Krueng Teunom Tidak Lagi Sehat

By , Selasa, 5 Agustus 2014 | 14:56 WIB

Krueng Teunom di Aceh Jaya kini tak lagi sehat dan aman, baik secara ekologis maupun hidrologis. Ribuan ekor ikan ditemukan mati mengapung di sungai itu, terutama ikan jenis kerling, seminggu terakhir ini. Bahkan beberapa orang dilaporkan tumbang setelah mengonsumsi ikan langka yang dagingnya lezat itu dari aliran Krueng Teunom.

Tim Dinas Kelautan dan Perikanan (DKP) Aceh, berdasarkan pantauan lapangan, menduga ikan yang mati massal itu disebabkan air Krueng Teunom tercemar logam berat.

Kepala DKP Aceh, Raihana menyatakan, air sungai itu tercemar logam berat karena gejala klinis dari ikan-ikan yang mati itu mengindikasikan demikian. Antara lain, insang memerah, mata memutih, dan sisik mengalami pendarahan. Ciri lainnya yang sangat khas adalah tingkat kematian ikan semakin tinggi pada saat air sungai menyusut.

Ini implikasi logis dari adanya zat polutan berupa logam berat di sungai atau di danau dan laut. Tatkala massa airnya berkurang, maka toksifikasi (zat racun) yang ditimbulkan setiap logam berat kian tinggi dan semakin mematikan.

Sementara itu Kepala Badan Penanggulangan Dampak Lingkungan Daerah Aceh Anwar Muhammad mengutarakan, kemungkinan besar kematian massal ikan sungai akibat sungai tercemar limbah pertambangan.

Dalam tujuh tahun terakhir lebih dari seribu orang terlibat setiap hari dalam aktivitas penambangan emas secara ilegal di Gunong Ujeuen, Aceh Jaya.

Di sentra-sentra pengelohan yang dinamakan gelondongan itulah para perajin menggunakan merkuri atau air raksa untuk memisahkan butiran emas dari batu dan tanah.

Setelah itu, sisa batuan dan tanah yang bercampur residu air raksa tersebut mereka buang ke tanah. Ketika hujan mengguyur, residu merkuri tersebut pun terdorong ke sungai, ke sawah, tambak, bahkan meresap ke sumur penduduk.

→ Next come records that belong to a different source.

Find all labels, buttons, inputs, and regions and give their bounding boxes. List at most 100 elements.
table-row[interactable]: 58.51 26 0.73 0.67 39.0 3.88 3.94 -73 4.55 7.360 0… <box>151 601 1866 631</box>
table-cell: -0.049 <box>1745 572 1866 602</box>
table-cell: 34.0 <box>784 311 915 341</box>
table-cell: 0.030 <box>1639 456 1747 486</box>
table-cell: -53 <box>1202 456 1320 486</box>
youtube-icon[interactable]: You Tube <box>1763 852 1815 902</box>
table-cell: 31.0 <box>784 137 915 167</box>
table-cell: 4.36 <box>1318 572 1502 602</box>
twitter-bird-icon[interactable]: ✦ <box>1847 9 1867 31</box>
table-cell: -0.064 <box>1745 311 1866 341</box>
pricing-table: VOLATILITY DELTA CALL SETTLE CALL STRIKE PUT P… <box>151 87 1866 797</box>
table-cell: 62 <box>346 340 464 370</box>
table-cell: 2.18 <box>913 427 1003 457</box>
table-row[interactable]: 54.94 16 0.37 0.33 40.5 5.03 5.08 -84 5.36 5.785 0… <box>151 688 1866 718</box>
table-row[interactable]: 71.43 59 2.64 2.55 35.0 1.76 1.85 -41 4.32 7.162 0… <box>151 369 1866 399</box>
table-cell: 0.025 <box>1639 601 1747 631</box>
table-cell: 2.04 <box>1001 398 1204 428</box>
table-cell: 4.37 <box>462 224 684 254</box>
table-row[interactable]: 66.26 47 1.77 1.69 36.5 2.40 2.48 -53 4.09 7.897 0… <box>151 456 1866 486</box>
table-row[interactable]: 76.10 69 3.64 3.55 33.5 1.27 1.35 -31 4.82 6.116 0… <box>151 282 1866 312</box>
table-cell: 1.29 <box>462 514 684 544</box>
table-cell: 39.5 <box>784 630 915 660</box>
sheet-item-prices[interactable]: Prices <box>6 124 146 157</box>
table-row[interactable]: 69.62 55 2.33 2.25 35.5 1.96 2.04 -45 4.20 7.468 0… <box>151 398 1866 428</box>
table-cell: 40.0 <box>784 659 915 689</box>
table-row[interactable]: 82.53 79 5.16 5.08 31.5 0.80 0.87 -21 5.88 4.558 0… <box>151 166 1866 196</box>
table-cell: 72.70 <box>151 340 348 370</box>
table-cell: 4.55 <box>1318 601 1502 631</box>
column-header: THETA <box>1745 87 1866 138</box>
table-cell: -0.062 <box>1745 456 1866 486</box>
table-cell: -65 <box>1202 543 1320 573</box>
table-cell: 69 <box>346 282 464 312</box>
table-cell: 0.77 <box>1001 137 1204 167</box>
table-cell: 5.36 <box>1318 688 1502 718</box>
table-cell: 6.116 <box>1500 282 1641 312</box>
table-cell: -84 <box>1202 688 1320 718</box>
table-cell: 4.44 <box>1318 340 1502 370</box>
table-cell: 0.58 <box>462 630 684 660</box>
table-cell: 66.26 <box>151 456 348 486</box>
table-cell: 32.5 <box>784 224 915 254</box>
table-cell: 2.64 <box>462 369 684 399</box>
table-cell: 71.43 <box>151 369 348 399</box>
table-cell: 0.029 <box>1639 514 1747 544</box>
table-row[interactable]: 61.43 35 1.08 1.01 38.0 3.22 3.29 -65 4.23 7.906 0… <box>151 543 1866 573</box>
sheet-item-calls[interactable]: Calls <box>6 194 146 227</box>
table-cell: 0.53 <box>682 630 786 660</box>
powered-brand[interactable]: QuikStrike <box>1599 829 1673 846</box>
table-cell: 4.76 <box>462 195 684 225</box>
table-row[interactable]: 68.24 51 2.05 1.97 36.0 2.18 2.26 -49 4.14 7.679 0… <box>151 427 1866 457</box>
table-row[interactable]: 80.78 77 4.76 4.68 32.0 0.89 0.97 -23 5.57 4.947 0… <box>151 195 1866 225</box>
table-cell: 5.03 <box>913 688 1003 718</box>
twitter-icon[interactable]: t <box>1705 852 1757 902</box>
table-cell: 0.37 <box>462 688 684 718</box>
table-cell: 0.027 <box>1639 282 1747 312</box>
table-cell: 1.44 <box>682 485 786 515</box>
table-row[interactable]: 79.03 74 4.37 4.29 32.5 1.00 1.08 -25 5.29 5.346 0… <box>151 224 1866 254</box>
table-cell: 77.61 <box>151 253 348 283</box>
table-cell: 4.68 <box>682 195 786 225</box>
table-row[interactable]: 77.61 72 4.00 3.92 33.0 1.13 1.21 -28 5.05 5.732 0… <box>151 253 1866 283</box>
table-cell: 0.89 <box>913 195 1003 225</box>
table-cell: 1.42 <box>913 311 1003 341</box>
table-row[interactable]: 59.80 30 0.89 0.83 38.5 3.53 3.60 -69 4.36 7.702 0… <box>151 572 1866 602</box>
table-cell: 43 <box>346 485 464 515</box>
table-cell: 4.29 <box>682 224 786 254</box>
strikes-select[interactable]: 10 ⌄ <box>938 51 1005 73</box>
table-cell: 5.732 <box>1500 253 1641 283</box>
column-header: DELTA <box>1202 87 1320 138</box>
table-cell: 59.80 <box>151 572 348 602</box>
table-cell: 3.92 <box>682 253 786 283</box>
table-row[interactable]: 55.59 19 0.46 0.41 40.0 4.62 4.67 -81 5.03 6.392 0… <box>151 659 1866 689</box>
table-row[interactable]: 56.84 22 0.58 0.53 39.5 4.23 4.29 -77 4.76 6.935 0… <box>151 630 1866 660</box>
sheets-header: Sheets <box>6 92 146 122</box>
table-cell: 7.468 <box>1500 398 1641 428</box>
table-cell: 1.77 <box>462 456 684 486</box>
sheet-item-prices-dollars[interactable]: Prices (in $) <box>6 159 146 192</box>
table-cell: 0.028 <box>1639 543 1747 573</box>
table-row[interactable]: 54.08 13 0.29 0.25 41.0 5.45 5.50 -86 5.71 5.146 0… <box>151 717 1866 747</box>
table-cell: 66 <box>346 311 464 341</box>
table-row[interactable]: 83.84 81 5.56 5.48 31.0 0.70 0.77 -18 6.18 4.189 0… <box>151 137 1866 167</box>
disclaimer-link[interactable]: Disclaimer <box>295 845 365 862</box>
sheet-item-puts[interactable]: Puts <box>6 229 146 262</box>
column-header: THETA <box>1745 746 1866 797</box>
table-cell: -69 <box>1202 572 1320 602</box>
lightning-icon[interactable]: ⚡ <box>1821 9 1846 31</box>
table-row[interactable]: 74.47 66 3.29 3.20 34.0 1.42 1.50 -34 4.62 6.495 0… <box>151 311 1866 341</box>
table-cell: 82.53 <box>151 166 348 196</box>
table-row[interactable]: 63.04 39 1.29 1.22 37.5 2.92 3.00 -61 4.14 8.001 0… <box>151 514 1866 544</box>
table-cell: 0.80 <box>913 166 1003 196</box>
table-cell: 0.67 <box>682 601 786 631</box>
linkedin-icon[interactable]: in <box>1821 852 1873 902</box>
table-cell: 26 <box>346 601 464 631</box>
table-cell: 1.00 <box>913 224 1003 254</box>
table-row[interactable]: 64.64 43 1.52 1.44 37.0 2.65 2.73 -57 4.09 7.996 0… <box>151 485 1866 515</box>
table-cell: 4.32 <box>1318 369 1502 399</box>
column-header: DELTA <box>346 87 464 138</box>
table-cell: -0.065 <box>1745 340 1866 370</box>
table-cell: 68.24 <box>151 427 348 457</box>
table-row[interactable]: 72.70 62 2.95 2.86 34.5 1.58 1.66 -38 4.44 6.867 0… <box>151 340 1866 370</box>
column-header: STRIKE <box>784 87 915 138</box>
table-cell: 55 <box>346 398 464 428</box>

Peristiwa ini terus berulang hari demi hari, bahkan sudah berbilang tahun. Tanpa mereka sadari, praktik yang penuh risiko inilah yang diyakini telah mencemari Krueng Teunom dan akhirnya ikan-ikan di sungai itu pun terkontaminasi zat merkuri sehingga mati massal. Tak heran, ketika ikan yang tercemar merkuri itu dikonsumsi warga setempat, mereka pun bertumbangan.

Harian Serambi Indonesia empat bulan lalu menyoroti bisnis ilegal merkuri dan pencemaran merkuri di Aceh Jaya sebagai liputan eksklusif; mengungkap secara gamblang bagaimana mata rantai merkuri masuk Aceh dari Jakarta melalui jalur ilegal. Tapi kepolisian di Aceh, khususnya Polres Aceh Jaya dan Pidie, bagai tak bersemangat sedikit pun menggulung sindikat penjualan merkuri ilegal untuk penambangan emas ilegal ini.

Akibat sikap pembiaran dari aparat keamanan itu, dampak yang lebih parah dari pencemaran logam berat di sungai pun, mulai kita rasakan sekarang. Ikan tercemar, warga keracunan.